Les marketeurs se regardent trop souvent dans la glace

Voilà déjà la troisième étude qui nous tombe sous les yeux cette année qui évoque la partialité des marketeurs (et publicitaires) : pour cerner leur cible, ceux-ci prennent leur propre comportement comme point de départ. Non, tout le monde n’est pas actif sur les médias sociaux, conclut par exemple BD myShopi sur base d’une étude récente réalisée en collaboration avec UBA. 94 % des marketeurs belges le sont chaque semaine, mais chez nous ce pourcentage est inférieur d’un quart en moyenne (69 %).

Cette conclusion alarmante rejoint parfaitement celles d’autres études. Cette année, nous avions déjà évoqué l’étude Ebiquity pour Radio Times au Royaume-Uni. Le professeur de marketing Mark Ritson en avait conclu que les marketeurs sont obsédés par la technologie et les innovations et qu’ils prennent leur propre consommation comme point de départ de leurs choix média. En outre, les agences média font montre d’un parti pris pour les médias numériques, au détriment des médias traditionnels.

Les marketeurs sont en avance sur leurs publics cibles

L’étude Consumer Connection, réalisée par le bureau d’études de marché Profacts auprès de 1.334 Belges, démontre aussi que l’acceptation des tendances les plus récentes par les marketeurs est surévaluée. Un tiers seulement des consommateurs utilise parfois Spotify, près de 40 % regarde Netflix, mais Uber (9 %), AirBnB (17 %) et des ‘wearables’ comme les montres intelligentes (9 %) n’ont clairement pas été adoptés en masse par la population. Pour les marketeurs, toutes ces choses font déjà bien plus souvent partie intégrante de la vie quotidienne : Uber à 45 %, Airbnb à 66 % et les montres intelligentes à 25 %.

Il n’y a pas que le style de vie des consommateurs qui diffère. L’utilisation média aussi est significativement différente de celle des marketeurs. La lecture papier, par exemple, est toujours une réalité quotidienne pour la plupart des Belges, qu’il s’agisse du journal ou de dépliants. Les marketeurs, par contre, font bien plus souvent appel à des éditions numériques et des services de streaming que leurs cibles marketing, qui se contentent toujours de regarder la télévision pendant plusieurs heures chaque jour.

Ne pas se regarder dans la glace

L’étude s’est penchée en profondeur sur les différences de profil et de style de vie entre les marketeurs et le reste de la Belgique et conclut que les premiers ne mènent pas une vie ordinaire. Ainsi, ils font plus de sport, partent plus loin en vacances, vont plus souvent au restaurant et vivent plus volontiers en ville.

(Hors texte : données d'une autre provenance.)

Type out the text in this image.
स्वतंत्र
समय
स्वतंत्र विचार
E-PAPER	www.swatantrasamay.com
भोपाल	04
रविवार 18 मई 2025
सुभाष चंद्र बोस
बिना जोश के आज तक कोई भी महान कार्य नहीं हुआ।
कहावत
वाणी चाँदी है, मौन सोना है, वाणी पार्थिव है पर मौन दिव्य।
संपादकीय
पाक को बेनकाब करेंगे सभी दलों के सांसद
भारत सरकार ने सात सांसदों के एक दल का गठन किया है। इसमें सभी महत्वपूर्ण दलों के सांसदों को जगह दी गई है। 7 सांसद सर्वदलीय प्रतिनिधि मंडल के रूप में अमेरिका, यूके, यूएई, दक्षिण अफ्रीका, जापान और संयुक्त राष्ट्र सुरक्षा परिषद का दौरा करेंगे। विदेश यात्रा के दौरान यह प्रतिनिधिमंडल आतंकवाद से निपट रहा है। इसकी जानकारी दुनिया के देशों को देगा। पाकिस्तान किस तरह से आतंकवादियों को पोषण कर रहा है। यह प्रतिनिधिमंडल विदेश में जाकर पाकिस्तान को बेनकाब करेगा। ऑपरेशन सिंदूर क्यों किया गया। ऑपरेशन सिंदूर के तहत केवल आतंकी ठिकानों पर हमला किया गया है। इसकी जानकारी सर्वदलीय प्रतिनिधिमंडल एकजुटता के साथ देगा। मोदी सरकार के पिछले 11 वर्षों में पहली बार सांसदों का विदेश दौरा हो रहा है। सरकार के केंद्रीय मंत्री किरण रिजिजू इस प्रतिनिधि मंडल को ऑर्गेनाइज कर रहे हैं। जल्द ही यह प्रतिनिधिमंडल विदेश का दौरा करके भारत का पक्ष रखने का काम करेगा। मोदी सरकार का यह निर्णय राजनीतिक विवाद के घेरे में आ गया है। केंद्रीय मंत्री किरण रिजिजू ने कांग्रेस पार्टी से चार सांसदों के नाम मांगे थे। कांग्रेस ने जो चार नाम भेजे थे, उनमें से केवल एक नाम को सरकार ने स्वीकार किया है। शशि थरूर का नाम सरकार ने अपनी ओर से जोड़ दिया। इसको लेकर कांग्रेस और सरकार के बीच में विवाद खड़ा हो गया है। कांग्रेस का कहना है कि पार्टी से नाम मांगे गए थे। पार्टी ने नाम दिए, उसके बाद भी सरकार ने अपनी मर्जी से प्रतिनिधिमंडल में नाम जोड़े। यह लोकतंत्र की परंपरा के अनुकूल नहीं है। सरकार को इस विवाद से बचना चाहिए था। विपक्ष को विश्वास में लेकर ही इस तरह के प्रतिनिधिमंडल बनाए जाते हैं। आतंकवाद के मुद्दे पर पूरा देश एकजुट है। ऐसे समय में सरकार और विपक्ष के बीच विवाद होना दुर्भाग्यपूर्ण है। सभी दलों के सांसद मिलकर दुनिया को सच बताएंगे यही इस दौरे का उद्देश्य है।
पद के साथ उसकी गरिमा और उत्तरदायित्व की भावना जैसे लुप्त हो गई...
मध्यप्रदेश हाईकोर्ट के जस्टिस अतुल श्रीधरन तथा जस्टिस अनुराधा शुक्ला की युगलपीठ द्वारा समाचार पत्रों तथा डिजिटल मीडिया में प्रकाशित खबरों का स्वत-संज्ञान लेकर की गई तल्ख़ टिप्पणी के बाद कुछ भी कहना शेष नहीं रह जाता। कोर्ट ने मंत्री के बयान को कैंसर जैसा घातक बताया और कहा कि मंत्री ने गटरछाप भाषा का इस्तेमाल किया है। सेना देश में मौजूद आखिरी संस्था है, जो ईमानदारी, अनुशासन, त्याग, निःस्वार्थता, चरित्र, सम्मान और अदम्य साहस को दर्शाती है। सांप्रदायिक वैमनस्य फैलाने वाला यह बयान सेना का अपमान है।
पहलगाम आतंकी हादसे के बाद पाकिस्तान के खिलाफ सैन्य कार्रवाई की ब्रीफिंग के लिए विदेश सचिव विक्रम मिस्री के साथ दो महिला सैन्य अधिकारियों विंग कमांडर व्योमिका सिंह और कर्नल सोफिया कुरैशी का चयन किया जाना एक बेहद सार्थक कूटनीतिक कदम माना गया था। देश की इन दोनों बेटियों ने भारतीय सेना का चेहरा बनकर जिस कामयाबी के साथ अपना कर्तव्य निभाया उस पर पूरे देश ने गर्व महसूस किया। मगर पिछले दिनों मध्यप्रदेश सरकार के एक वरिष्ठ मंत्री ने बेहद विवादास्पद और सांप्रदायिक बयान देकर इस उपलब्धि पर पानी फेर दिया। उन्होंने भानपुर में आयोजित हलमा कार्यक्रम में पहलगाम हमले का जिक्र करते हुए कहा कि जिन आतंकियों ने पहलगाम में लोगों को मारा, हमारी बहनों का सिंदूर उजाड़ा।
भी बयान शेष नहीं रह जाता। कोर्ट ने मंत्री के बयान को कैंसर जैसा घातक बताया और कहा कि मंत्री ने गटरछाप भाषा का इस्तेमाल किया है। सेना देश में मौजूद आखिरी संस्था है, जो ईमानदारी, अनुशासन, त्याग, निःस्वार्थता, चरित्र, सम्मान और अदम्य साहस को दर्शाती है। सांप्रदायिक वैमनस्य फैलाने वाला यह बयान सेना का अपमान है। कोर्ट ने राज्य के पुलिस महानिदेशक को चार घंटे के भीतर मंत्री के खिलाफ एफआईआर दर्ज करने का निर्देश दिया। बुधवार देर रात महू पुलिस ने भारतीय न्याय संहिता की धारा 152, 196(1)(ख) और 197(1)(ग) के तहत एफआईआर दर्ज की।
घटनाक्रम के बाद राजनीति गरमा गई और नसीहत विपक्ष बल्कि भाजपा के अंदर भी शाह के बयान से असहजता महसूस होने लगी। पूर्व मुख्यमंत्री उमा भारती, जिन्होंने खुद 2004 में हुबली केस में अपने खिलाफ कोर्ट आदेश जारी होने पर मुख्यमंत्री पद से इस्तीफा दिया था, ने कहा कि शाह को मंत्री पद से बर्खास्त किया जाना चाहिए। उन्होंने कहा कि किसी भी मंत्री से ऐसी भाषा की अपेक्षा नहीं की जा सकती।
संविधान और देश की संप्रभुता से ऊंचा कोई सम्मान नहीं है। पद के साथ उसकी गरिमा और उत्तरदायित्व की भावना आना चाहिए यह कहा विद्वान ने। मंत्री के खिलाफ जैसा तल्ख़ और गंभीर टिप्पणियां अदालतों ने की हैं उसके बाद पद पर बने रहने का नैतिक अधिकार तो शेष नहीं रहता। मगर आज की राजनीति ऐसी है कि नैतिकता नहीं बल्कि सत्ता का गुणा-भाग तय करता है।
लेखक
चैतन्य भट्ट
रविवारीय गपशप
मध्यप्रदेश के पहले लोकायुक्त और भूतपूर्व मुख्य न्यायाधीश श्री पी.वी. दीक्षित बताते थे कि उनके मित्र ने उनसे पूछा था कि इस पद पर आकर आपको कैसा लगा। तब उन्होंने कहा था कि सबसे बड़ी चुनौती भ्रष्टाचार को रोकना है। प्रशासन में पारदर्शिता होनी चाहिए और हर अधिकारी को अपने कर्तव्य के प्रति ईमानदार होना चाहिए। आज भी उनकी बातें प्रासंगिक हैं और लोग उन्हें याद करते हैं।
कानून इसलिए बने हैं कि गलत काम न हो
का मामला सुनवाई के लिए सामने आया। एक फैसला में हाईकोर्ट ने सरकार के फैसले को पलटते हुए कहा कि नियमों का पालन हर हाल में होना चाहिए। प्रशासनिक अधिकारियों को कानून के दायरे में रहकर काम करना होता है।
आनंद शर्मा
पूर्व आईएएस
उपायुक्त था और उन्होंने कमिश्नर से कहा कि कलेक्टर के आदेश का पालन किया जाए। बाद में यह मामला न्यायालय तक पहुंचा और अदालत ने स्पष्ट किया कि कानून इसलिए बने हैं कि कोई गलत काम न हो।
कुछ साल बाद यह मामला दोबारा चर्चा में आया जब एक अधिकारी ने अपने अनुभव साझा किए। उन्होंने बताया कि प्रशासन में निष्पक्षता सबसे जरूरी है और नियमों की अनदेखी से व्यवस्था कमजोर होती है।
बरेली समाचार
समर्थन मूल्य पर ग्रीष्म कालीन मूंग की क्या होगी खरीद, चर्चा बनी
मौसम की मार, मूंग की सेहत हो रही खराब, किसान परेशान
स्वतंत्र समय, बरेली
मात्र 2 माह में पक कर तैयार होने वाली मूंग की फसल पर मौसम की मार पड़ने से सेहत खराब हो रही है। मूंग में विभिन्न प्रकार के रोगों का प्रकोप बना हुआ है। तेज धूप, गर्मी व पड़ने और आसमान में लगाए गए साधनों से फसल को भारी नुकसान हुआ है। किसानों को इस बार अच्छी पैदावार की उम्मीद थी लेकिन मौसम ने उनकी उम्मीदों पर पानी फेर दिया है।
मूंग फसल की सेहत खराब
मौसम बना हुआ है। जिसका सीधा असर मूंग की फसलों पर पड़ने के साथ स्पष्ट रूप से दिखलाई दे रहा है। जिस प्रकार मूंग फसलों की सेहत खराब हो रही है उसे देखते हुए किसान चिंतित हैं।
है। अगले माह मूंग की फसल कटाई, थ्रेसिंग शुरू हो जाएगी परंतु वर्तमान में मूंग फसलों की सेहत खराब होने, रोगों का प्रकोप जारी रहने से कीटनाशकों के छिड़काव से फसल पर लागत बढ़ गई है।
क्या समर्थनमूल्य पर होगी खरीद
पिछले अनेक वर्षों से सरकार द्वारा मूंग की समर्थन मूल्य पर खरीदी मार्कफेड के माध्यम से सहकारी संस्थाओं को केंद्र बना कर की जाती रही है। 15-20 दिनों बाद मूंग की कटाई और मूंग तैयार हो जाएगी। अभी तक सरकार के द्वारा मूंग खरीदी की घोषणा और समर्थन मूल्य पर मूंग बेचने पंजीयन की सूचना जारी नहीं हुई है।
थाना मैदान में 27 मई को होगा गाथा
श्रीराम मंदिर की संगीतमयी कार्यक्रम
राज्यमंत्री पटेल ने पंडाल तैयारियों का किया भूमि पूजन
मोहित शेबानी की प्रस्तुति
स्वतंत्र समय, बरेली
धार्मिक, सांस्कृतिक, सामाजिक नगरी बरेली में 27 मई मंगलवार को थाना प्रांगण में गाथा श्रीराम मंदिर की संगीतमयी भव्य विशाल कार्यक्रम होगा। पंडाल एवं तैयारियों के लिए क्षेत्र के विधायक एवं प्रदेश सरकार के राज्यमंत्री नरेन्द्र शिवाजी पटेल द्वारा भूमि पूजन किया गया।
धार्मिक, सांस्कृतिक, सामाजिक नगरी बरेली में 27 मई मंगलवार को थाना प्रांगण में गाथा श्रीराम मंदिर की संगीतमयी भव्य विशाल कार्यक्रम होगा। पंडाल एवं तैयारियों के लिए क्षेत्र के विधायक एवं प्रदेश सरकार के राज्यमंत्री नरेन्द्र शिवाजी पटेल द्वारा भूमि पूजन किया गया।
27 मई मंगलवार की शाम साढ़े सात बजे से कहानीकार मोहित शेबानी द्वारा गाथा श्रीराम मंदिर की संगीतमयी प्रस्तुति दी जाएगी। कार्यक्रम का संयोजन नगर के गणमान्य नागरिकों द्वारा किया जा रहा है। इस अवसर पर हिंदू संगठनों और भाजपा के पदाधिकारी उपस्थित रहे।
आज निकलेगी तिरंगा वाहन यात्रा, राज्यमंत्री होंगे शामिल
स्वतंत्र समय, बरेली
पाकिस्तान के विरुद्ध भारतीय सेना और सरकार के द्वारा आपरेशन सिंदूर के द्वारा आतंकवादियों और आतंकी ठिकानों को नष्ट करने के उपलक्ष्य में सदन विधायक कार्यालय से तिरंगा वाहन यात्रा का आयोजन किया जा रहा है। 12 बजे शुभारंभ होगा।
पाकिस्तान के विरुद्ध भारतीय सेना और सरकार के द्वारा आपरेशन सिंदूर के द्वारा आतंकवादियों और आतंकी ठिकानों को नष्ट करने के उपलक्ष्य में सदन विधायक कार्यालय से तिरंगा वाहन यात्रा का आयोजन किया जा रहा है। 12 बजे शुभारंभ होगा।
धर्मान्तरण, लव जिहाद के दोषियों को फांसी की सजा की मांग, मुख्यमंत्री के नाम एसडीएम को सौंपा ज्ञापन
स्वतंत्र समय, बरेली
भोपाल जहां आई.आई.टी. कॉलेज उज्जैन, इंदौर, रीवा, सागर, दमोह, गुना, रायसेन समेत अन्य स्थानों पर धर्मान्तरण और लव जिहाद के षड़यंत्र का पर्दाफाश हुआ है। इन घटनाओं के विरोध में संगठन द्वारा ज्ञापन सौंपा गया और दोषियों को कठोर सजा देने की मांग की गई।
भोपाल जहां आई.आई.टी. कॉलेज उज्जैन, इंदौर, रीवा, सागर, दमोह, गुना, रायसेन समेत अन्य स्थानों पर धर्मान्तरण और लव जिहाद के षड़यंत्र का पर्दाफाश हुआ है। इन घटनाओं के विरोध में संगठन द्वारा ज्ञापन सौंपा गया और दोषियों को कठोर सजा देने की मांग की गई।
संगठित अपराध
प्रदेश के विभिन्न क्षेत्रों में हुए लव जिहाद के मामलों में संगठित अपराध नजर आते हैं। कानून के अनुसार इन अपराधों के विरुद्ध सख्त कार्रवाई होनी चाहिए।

On dirait presque que le marketeur vit dans un monde parallèle qui présente peu de points communs avec celui du Belge moyen. L’étude Radio Times en arrive à exactement la même conclusion. C’est très bien et c’est sans doute fort logique, aussi longtemps que, lorsqu’on établit ses plans de campagne, on ne se fixe pas trop souvent dans la glace et qu’on n’en vient pas à projeter sa propre image sur sa cible. Cependant, le fait que la méfiance croissante des gens vis-à-vis des médias sociaux n’entraîne pas de baisse dans les dépenses publicitaires, ni de glissement des budgets vers des canaux plus traditionnels comme la télévision et les médias imprimés, nous laisse supposer le contraire.

Trouver un nouvel équilibre

Même si, à chaque fois, la preuve est livrée qu’elle n’est pas la panacée universelle, la solution globale des canaux digitaux continue à bénéficier d’une foi obstinée. Des voix, chaque jour plus nombreuses, s’élèvent en faveur d’une évaluation renouvelée du mix média, comme l’a aussi exprimé Steve Goodman de Group M lors de MAGnify 2018 (lisez ici son interview). La critique émane également du camp créatif, comme on a pu l’entendre de la bouche de Katherine Punch, responsable New Business au sein de l’agence de marketing de contenu August Media : « Quand les agences présentent des chiffres et des preuves qui démontrent que le print et d’autres médias constituent un investissement valable, les annonceurs rétorquent : ‘C’est fort intéressant, mais investissez donc mon argent là où le ROI m’est assuré.’ »

C’est une situation étrange, dans laquelle les marketeurs doivent être incités à faire ce qu’il y a de mieux pour la marque et l’entreprise qu’ils représentent : opter pour les moyens qui servent au mieux la brand equity et le succès business global. Cela signifie qu’ils doivent se mettre à faire moins de marketing à court terme, à moins se focaliser sur le ROI à court terme de clics et de vues et à plus réfléchir à long terme à la valeur de marque (lire aussi : Le marketing à court terme engendre une perte de ROI. Le pendule est allé trop loin. Il est temps d’instaurer un nouvel équilibre, plus efficace.